There’s an option called battery saver which turns off cellular data and reduces device’s performance to elongate its life. The feature can be manually turned or you can also set it to automatically come to the fore when the phone’s battery drops below a certain level.
Just like a mystical bird Phoenix, Motorola seems to have risen from the ashes to live up to its rich heritage of 88 years. Within a couple of years, it has changed its parents from Google to Lenovo, yet it has made sure that its sights are set on its strong product line targeting different price segments. While its high-end offerings, the Moto X and Moto Turbo (first impressions) offer a flagship experience to users, the Moto G is an affordable option that offers a wholesome experience. But perhaps, the Moto E is its most ambitious offering – aimed at first-time users who are moving from a feature phone to a smartphone, thereby unlocking a whole world of possibilities for them.
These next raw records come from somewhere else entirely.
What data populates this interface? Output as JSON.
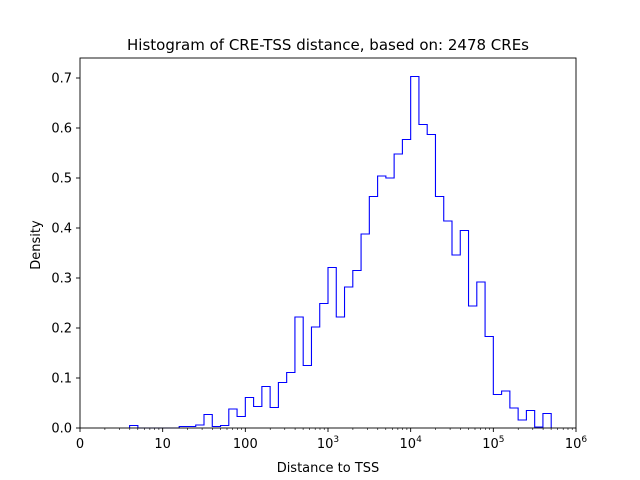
{
  "chart_data": {
    "type": "histogram-step",
    "title": "Histogram of CRE-TSS distance, based on: 2478 CREs",
    "xlabel": "Distance to TSS",
    "ylabel": "Density",
    "xscale": "log",
    "xlim": [
      1,
      1000000
    ],
    "ylim": [
      0,
      0.74
    ],
    "x_ticks": [
      {
        "value": 1,
        "label": "0"
      },
      {
        "value": 10,
        "label": "10"
      },
      {
        "value": 100,
        "label": "100"
      },
      {
        "value": 1000,
        "label": "10",
        "exp": "3"
      },
      {
        "value": 10000,
        "label": "10",
        "exp": "4"
      },
      {
        "value": 100000,
        "label": "10",
        "exp": "5"
      },
      {
        "value": 1000000,
        "label": "10",
        "exp": "6"
      }
    ],
    "y_ticks": [
      {
        "value": 0.0,
        "label": "0.0"
      },
      {
        "value": 0.1,
        "label": "0.1"
      },
      {
        "value": 0.2,
        "label": "0.2"
      },
      {
        "value": 0.3,
        "label": "0.3"
      },
      {
        "value": 0.4,
        "label": "0.4"
      },
      {
        "value": 0.5,
        "label": "0.5"
      },
      {
        "value": 0.6,
        "label": "0.6"
      },
      {
        "value": 0.7,
        "label": "0.7"
      }
    ],
    "bins": {
      "log10_start": 0.6,
      "log10_width": 0.1,
      "values": [
        0.005,
        0.0,
        0.0,
        0.0,
        0.0,
        0.0,
        0.003,
        0.003,
        0.006,
        0.027,
        0.003,
        0.005,
        0.038,
        0.023,
        0.061,
        0.043,
        0.083,
        0.041,
        0.091,
        0.111,
        0.222,
        0.125,
        0.202,
        0.249,
        0.321,
        0.222,
        0.282,
        0.315,
        0.388,
        0.463,
        0.504,
        0.5,
        0.548,
        0.577,
        0.703,
        0.607,
        0.587,
        0.463,
        0.414,
        0.346,
        0.395,
        0.244,
        0.292,
        0.183,
        0.067,
        0.074,
        0.04,
        0.016,
        0.035,
        0.002,
        0.029
      ]
    },
    "colors": {
      "line": "#0000ff",
      "axes": "#000000",
      "background": "#ffffff"
    }
  }
}
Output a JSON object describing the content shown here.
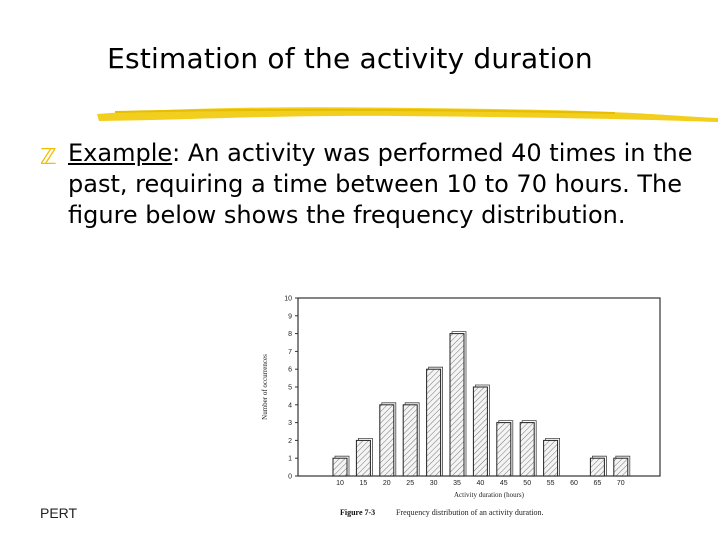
{
  "slide": {
    "title": "Estimation of the activity duration",
    "example_label": "Example",
    "example_rest": ":  An activity was performed 40 times in the past, requiring a time between 10 to 70 hours.  The figure below shows the frequency distribution.",
    "footer": "PERT",
    "bullet_icon": "z-bullet-icon",
    "accent_color": "#f0c000"
  },
  "chart_data": {
    "type": "bar",
    "categories": [
      "10",
      "15",
      "20",
      "25",
      "30",
      "35",
      "40",
      "45",
      "50",
      "55",
      "60",
      "65",
      "70"
    ],
    "values": [
      1,
      2,
      4,
      4,
      6,
      8,
      5,
      3,
      3,
      2,
      0,
      1,
      1
    ],
    "ylabel": "Number of occurrences",
    "xlabel": "Activity duration (hours)",
    "ylim": [
      0,
      10
    ],
    "y_ticks": [
      "0",
      "1",
      "2",
      "3",
      "4",
      "5",
      "6",
      "7",
      "8",
      "9",
      "10"
    ],
    "caption_label": "Figure 7-3",
    "caption_text": "Frequency distribution of an activity duration.",
    "grid": false
  }
}
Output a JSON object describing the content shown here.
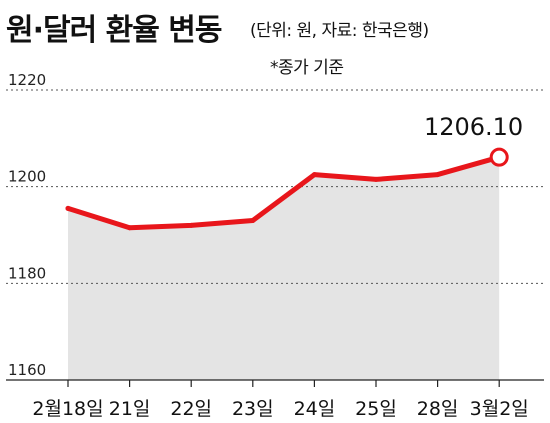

The first-gen Moto E was definitely able to do that. Additionally, it also brought the focus of other brands to the budget segment giving consumers a lot of choice. Its successor and namesake, the Moto E, also tries to do that and brings forth a decent set of specs along with the lure of Android Lollipop, plus some premium niceties in terms of software – all at the same price tag of Rs 6,999. Being targeted at emerging markets and first-time users, the Moto (2nd-gen) also has a 4G variant, but that’s yet to arrive on our shores and will be priced slightly higher.
|Having doubts about the phone? Read our FAQs about the new Moto E|
This makes for a difficult case in favour of the new Moto E. While its predecessor was the first in its price band, it’ll have to compete against a lot of feature-packed offerings. Prime amongst those are the recent launches in the Indian market, the Lenovo A6000 (first impressions) and Xiaomi Redmi 2 (review | FAQs). Both of these devices pack better processors, which are 64-bit compatible and also support 4G connectivity, along with flaunting bigger displays (with HD resolutions) and better snappers.
To sum up, the Moto E (2nd-gen) definitely gains an edge in terms of its software – the latest version of Android, plus features like Moto Display, but fails to make a mark when it comes to its core hardware. It's a very capable phone, but we can't recommend it wholeheartedly considering the competition.